Study Finds Differences in BRCA1/2 Male Pathogenic Variant Carriers

This data may help to inform future recommendations for surveillance of BRCA1/2-associated cancers, according to researchers.

A study published in JAMA Oncology found that there are significant differences in the cancer spectrum of male BRCA2, compared with BRCA1, pathogenic variant carriers.

According to researchers, this data may help to inform future recommendations for surveillance of BRCA1/2-associated cancers, as well as possibly guide future prospective studies for estimating cancer risks in men with these pathogenic variants.

“These data may represent a step toward evidence-based guidelines and may help to refine existing recommendations in specifying distinct surveillance guidelines for men with either BRCA1 or BRCA2 [pathogenic variants],” the authors wrote.

In this retrospective cohort study, researchers evaluated 6902 men, including 3651 BRCA1 and 3251 BRCA2 pathogenic variant carriers, who were recruited from cancer genetics clinics from 1966 to 2017 by 53 study groups in 33 countries worldwide collaborating through the Consortium of Investigators of Modifiers of BRCA1/2 (CIMBA). Of the total cohort, 1634 cancers were diagnosed in 1376 men (19.9%), the 922 (67%) of which were BRCA2 pathogenic variant carriers.

Overall, being affected by any cancer was correlated with a higher probability of being a BRCA2, rather than a BRCA1, pathogenic variant carrier (OR, 3.23; 95% CI, 2.81-3.70; P < 0.001), as well as developing 2 (OR, 7.97; 95% CI, 5.47-11.60; P < 0.001) and 3 (OR, 19.60; 95% CI, 4.64-82.89; P < 0.001) primary tumors. Moreover, breast (OR, 5.47; 95% CI, 4.06-7.37; P < 0.001) and prostate (OR, 1.39; 95% CI, 1.09-1.78; P = 0.008) cancers were most often associated with a higher probability of being a BRCA2 pathogenic variant carrier.

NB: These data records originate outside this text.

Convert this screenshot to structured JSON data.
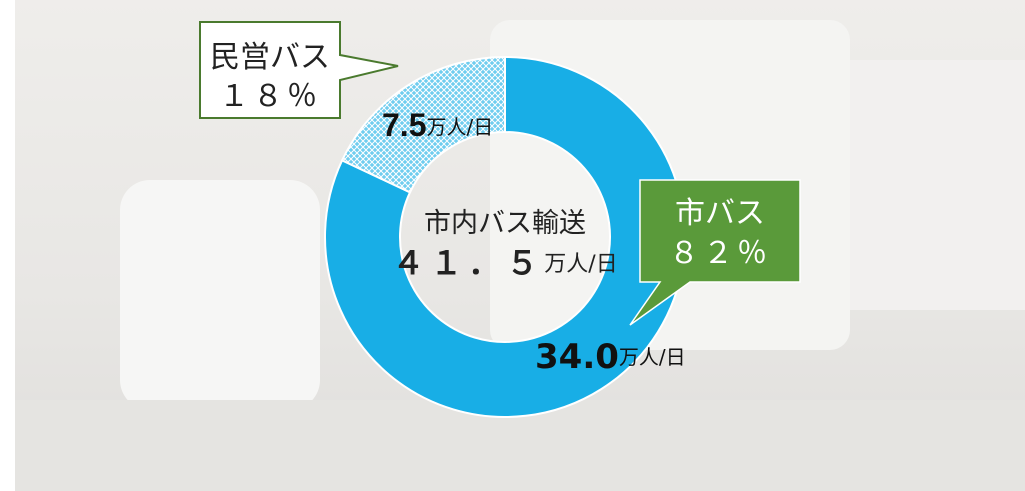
{
  "chart_data": {
    "type": "pie",
    "donut": true,
    "categories": [
      "市バス",
      "民営バス"
    ],
    "values": [
      82,
      18
    ],
    "value_labels": [
      "８２％",
      "１８％"
    ],
    "colors": [
      "#18aee6",
      "#6fcdef"
    ],
    "hatched": [
      false,
      true
    ],
    "ridership": {
      "values": [
        34.0,
        7.5
      ],
      "value_labels": [
        "34.0",
        "7.5"
      ],
      "unit": "万人/日"
    },
    "center_label": "市内バス輸送",
    "total": {
      "value": 41.5,
      "label": "４１．５"
    }
  }
}
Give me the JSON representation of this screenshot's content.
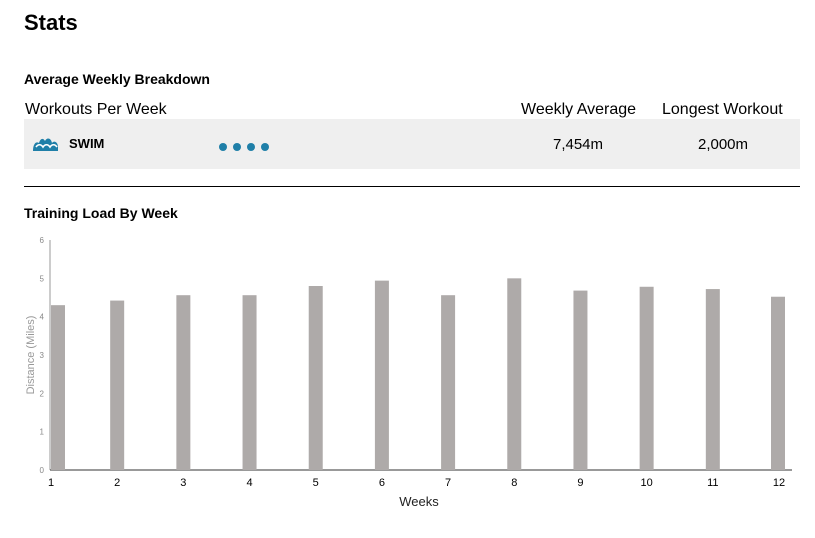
{
  "page": {
    "title": "Stats"
  },
  "breakdown": {
    "title": "Average Weekly Breakdown",
    "headers": {
      "workouts_per_week": "Workouts Per Week",
      "weekly_average": "Weekly Average",
      "longest_workout": "Longest Workout"
    },
    "rows": [
      {
        "sport": "SWIM",
        "icon": "wave-icon",
        "workouts_per_week": 4,
        "weekly_average": "7,454m",
        "longest_workout": "2,000m"
      }
    ],
    "accent_color": "#1f7fa8"
  },
  "training": {
    "title": "Training Load By Week"
  },
  "chart_data": {
    "type": "bar",
    "title": "",
    "xlabel": "Weeks",
    "ylabel": "Distance (Miles)",
    "categories": [
      "1",
      "2",
      "3",
      "4",
      "5",
      "6",
      "7",
      "8",
      "9",
      "10",
      "11",
      "12"
    ],
    "values": [
      4.3,
      4.42,
      4.56,
      4.56,
      4.8,
      4.94,
      4.56,
      5.0,
      4.68,
      4.78,
      4.72,
      4.52
    ],
    "ylim": [
      0,
      6
    ],
    "yticks": [
      0,
      1,
      2,
      3,
      4,
      5,
      6
    ],
    "grid": false,
    "bar_color": "#aeaaa9"
  }
}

“Intercancer intervals were shorter in male BRCA2 [pathogenic variant] carriers with a first diagnosis of breast or prostate cancers, compared with other cancers, thus suggesting that BRCA2-associated breast and prostate cancers may have a worse prognosis,” the authors wrote. “However, age difference at first diagnosis, being older for breast or prostate cancer compared with the other cancers, may affect intercancer intervals.”

Of the cancers studied outside of breast and prostate cancer, pancreatic cancer was also associated with a higher probability (OR, 3.00; 95% CI, 1.55-5.81; P = 0.001) of being a BRCA2 pathogenic variant carrier and colorectal cancer with a lower probability (OR, 0.47; 95% CI, 0.29-0.78; P = 0.003).

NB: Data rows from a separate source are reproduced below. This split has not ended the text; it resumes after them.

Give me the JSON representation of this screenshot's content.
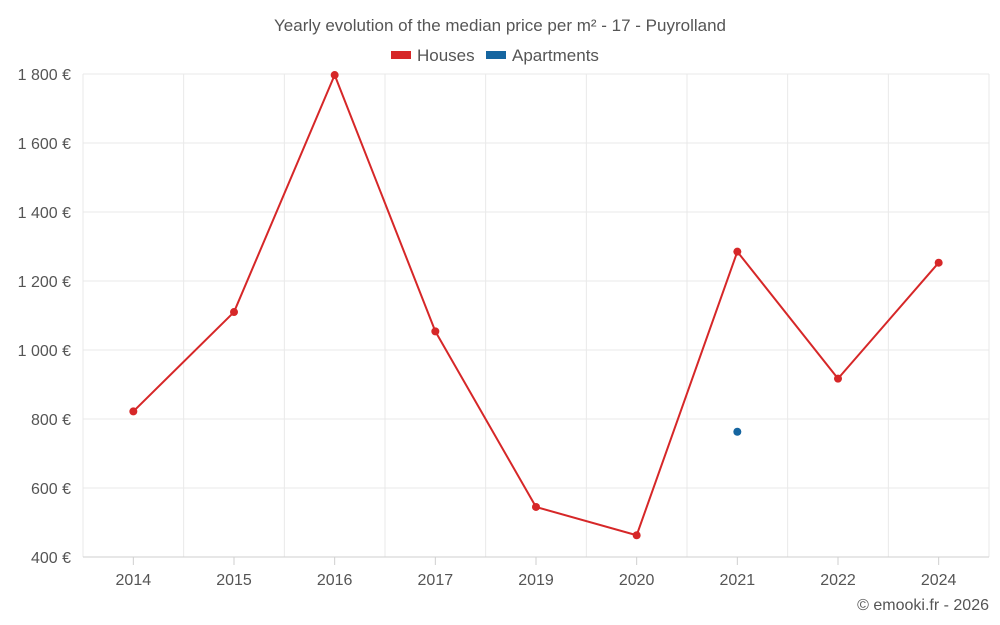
{
  "chart_data": {
    "type": "line",
    "title": "Yearly evolution of the median price per m² - 17 - Puyrolland",
    "xlabel": "",
    "ylabel": "",
    "categories": [
      "2014",
      "2015",
      "2016",
      "2017",
      "2019",
      "2020",
      "2021",
      "2022",
      "2024"
    ],
    "y_ticks": [
      400,
      600,
      800,
      1000,
      1200,
      1400,
      1600,
      1800
    ],
    "y_tick_labels": [
      "400 €",
      "600 €",
      "800 €",
      "1 000 €",
      "1 200 €",
      "1 400 €",
      "1 600 €",
      "1 800 €"
    ],
    "ylim": [
      400,
      1800
    ],
    "grid": true,
    "legend_position": "top-center",
    "series": [
      {
        "name": "Houses",
        "color": "#d62728",
        "values": [
          822,
          1110,
          1797,
          1054,
          545,
          463,
          1285,
          917,
          1253
        ]
      },
      {
        "name": "Apartments",
        "color": "#1565a0",
        "values": [
          null,
          null,
          null,
          null,
          null,
          null,
          763,
          null,
          null
        ]
      }
    ]
  },
  "footer": {
    "credit": "© emooki.fr - 2026"
  }
}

“Our results provide further evidence to consider screening for pancreatic cancer in male BRCA2 [pathogenic variant] carriers,” the authors wrote. “However, given the lack of data regarding the effectiveness of any pancreatic cancer screening program, male BRCA2 [pathogenic variant] carriers should be strongly encouraged to participate in clinical trials evaluating such screening strategies.”

Researchers noted that most of the commonly reported cancers in male BRCA1/2 pathogenic variant carriers are also common in the general population and may be associated with environmental or lifestyle risk factors, such as smoking – though a role of gene-environment interactions in increasing cancer risks may also be suggested. However, country-specific environmental influences and lifestyle factors cannot be altogether excluded. Nevertheless though, education and awareness regarding the signs and symptoms of these cancer types and strict adherence to population screening guidelines are incredibly necessary for male BRCA1/2 pathogenic variant carriers according to the investigators.

“Further research, ideally large prospective studies, to obtain reliable cancer risk estimates in male BRCA1/2 [pathogenic variant] carriers is urgently needed to refine clinical management strategies,” the authors wrote.


Silvestri V, Leslie G, Barnes DR. Characterization of the Cancer Spectrum in Men With Germline BRCA1 and BRCA2 Pathogenic Variants: Results From the Consortium of Investigators of Modifiers of BRCA1/2 (CIMBA). JAMA Oncology. doi:10.1001/jamaoncol.2020.2134.